A small, flexible, wearable device has been created that can provide band-aid style human interface, monitoring health or environmental conditions. The human-machine interface (HMI) consists of a small strip of material that can attach to the skin.

The researchers from the University of Houston, USA, have created an ultra-thin electronic device that can collect health, diagnostic, and environment information, with the capacity for medical, personal and professional applications. Focusing on the comfort of the wearable device, an issue that researchers continue to improve.

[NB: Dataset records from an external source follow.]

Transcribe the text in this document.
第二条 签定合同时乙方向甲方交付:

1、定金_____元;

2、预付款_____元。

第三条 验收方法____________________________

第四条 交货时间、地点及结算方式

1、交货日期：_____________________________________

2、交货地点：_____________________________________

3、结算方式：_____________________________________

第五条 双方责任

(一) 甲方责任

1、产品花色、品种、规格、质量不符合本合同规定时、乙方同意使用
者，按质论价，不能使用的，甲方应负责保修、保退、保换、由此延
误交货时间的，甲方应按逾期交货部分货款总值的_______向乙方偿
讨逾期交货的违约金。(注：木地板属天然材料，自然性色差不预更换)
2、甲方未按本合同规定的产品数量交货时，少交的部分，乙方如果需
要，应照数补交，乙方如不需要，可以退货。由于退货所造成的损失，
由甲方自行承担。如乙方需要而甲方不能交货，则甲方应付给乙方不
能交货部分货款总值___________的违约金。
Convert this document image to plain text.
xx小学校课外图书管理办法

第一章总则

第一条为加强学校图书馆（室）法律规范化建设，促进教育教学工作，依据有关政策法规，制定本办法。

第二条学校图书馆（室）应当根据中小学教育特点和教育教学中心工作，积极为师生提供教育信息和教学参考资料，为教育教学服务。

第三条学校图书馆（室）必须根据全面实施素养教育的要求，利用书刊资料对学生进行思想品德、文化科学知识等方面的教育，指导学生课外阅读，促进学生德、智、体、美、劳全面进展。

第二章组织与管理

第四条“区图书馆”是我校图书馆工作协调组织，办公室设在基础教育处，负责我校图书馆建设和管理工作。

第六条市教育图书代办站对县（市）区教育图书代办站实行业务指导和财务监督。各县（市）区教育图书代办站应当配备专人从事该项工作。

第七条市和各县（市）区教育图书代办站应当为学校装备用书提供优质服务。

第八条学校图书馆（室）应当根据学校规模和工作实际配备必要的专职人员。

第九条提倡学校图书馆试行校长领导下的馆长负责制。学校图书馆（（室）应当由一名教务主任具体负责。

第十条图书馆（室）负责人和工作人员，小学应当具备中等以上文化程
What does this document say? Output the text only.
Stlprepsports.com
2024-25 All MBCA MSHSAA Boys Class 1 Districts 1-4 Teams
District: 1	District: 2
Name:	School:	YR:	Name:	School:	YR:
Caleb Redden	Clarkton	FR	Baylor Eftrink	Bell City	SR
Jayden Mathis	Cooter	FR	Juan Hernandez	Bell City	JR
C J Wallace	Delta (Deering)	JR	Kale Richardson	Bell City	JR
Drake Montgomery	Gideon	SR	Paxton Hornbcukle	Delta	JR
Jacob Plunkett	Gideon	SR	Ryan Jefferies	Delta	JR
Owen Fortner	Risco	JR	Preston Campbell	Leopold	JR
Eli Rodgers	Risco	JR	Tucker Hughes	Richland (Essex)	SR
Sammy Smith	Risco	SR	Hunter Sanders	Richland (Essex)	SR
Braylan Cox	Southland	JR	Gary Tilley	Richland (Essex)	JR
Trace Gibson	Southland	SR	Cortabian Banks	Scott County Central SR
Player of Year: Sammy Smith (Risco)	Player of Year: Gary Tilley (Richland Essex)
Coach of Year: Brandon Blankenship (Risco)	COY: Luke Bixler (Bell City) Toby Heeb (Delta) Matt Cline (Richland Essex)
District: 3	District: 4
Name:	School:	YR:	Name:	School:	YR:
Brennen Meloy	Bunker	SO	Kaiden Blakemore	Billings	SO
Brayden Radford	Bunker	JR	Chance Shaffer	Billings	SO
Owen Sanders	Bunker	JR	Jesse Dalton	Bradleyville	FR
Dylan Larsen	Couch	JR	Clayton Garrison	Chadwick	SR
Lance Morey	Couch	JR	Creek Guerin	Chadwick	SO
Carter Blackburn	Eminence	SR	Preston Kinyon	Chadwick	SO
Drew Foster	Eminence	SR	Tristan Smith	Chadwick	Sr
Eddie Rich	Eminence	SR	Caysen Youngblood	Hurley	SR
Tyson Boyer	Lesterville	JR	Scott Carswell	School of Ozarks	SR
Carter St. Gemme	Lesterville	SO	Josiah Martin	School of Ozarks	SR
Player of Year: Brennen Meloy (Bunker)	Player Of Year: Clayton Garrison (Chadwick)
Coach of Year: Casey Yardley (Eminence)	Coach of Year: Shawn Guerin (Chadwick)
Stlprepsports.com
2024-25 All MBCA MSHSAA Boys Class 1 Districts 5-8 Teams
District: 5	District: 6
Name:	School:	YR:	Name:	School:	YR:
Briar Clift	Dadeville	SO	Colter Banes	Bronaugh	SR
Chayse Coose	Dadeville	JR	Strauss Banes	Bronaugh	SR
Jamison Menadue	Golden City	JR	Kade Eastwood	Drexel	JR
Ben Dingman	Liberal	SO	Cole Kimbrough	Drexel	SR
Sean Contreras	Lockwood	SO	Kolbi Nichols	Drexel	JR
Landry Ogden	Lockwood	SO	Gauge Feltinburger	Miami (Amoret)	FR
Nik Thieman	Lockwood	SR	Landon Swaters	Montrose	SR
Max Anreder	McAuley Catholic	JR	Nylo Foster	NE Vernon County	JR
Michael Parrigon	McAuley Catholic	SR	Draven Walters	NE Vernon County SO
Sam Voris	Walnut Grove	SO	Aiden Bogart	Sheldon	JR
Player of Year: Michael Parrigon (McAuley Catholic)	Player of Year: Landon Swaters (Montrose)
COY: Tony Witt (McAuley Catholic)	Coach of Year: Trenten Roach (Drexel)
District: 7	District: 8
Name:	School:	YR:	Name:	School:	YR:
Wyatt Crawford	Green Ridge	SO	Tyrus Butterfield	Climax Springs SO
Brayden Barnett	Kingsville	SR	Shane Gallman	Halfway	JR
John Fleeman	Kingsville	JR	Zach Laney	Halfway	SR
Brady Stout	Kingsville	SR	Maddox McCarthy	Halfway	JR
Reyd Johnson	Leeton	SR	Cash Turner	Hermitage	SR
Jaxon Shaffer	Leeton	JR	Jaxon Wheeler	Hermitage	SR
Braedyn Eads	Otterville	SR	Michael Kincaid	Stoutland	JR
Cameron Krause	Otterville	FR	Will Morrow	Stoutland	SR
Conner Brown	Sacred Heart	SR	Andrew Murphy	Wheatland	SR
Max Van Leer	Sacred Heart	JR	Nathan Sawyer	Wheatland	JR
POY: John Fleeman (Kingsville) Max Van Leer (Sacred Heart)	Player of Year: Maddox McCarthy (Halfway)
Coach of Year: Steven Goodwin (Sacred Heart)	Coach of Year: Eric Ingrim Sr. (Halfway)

The researchers explained how the HMI also has potential for uses with prosthetic skin – a robotic hand and other robotic devices – with a HMI. It is this interface that automatically collects and relays information back to the wearer. The researchers described the device in a paper published in Science Advances as ‘ultra-thin, mechanically imperceptible, and stretchable.’

The device was fabricated in a one-step process, which used a metal oxide semiconductor. This was made out of indiu zinc oxide, on a nano-sized polymer base.

‘Indeed, the device has potential for myriad uses not just in wearable technology for humans, but also for robotic applications, to provide a sensor on the surface of a robot that might be able to sense environmental or health conditions, said University of Houston Mechanical Engineering Professor, CunjiangYu.

‘What if when you shook hands with a robotic hand, it was able to instantly deduce physical condition?’ he said in a press statement. Yu claimed that either robots or humans could use the device to test the environment in situations such as chemical spills.